Once the general character has thus been blocked out, the studio's music cutter does an exact timing job in accordance with this outline. He prepares "cues" (sequences) ranging from a few seconds to three or five minutes in length. These are delivered to Antheil at a rate of usually not more than three minutes of musical playing-time per day.

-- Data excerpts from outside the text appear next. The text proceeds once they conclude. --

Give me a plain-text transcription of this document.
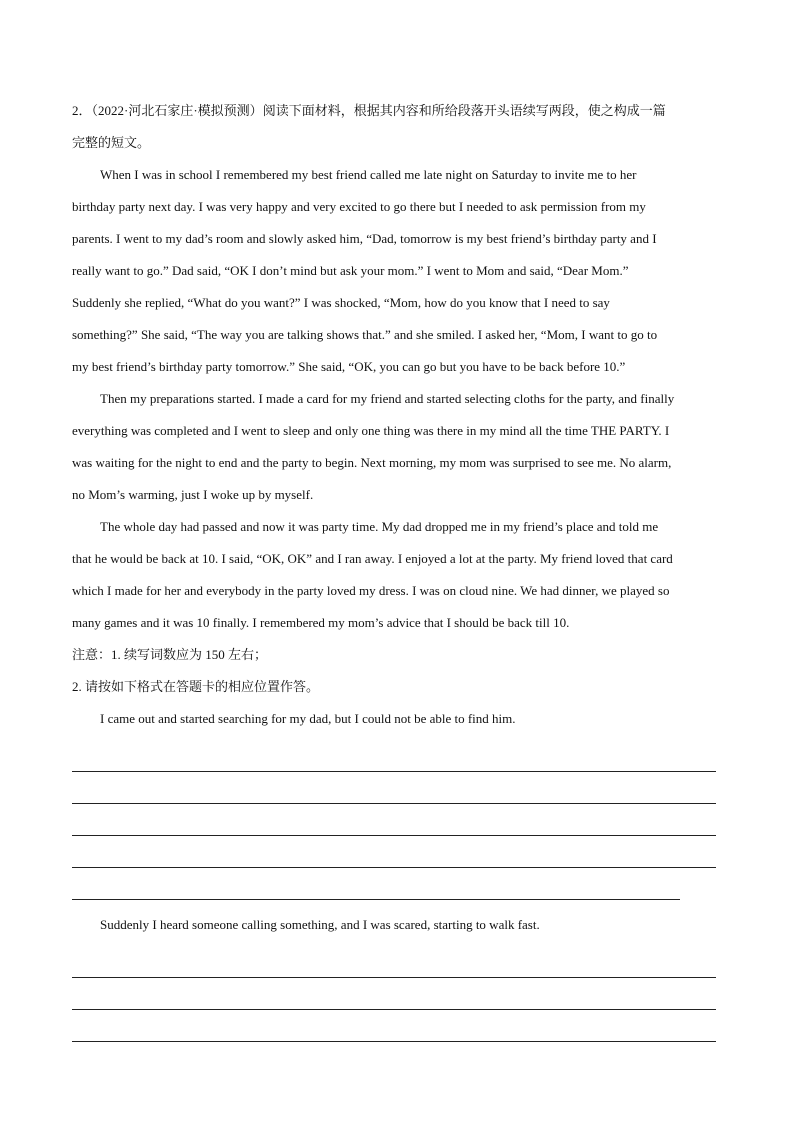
2．（2022·河北石家庄·模拟预测）阅读下面材料，根据其内容和所给段落开头语续写两段，使之构成一篇
完整的短文。
When I was in school I remembered my best friend called me late night on Saturday to invite me to her
birthday party next day. I was very happy and very excited to go there but I needed to ask permission from my
parents. I went to my dad’s room and slowly asked him, “Dad, tomorrow is my best friend’s birthday party and I
really want to go.” Dad said, “OK I don’t mind but ask your mom.” I went to Mom and said, “Dear Mom.”
Suddenly she replied, “What do you want?” I was shocked, “Mom, how do you know that I need to say
something?” She said, “The way you are talking shows that.” and she smiled. I asked her, “Mom, I want to go to
my best friend’s birthday party tomorrow.” She said, “OK, you can go but you have to be back before 10.”
Then my preparations started. I made a card for my friend and started selecting cloths for the party, and finally
everything was completed and I went to sleep and only one thing was there in my mind all the time THE PARTY. I
was waiting for the night to end and the party to begin. Next morning, my mom was surprised to see me. No alarm,
no Mom’s warming, just I woke up by myself.
The whole day had passed and now it was party time. My dad dropped me in my friend’s place and told me
that he would be back at 10. I said, “OK, OK” and I ran away. I enjoyed a lot at the party. My friend loved that card
which I made for her and everybody in the party loved my dress. I was on cloud nine. We had dinner, we played so
many games and it was 10 finally. I remembered my mom’s advice that I should be back till 10.
注意：1. 续写词数应为 150 左右；
2. 请按如下格式在答题卡的相应位置作答。
I came out and started searching for my dad, but I could not be able to find him.
Suddenly I heard someone calling something, and I was scared, starting to walk fast.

The infinite care which must be taken to time these "cues" to the action is out of all proportion to the length of music in each, which accounts for the rate of about three minutes a day.
Using these "cues" Antheil composes his music to the split-second timing required, working from his original rough score and from additional "roughs" done after having seen the picture and attended the "spotting sessions." In THE JUGGLER Antheil did virtually all of his own orchestration; usually, however, he works with his pupil Ernest Gold (a thirty-year-old composer in his own right, with several film scores to his credit), or with Arthur Morton, another fine orchestrator. For their orchestration he prepares a piano score with indications of instrumentation, of a five-stave "short score" from which they prepare an orchestrated version which he approves or corrects. Three minutes of music a day adds up to 21 minutes a week or about three weeks for an hour-long score. The daily rate seems very little, but an hour of music in three weeks, when one considers timing problems too, is almost a Mozartean pace.
C. S. Hickman was music critic for the B’nai B’rith Messenger newspaper in Los Angeles. He died at the age of 45 during March 1959. He also wrote for the Christian Science Monitor and Pasadena Independent-Star News. A charter member of the National Music Critics association he was secretary-treasurer of the Southern California Music Critics Circle.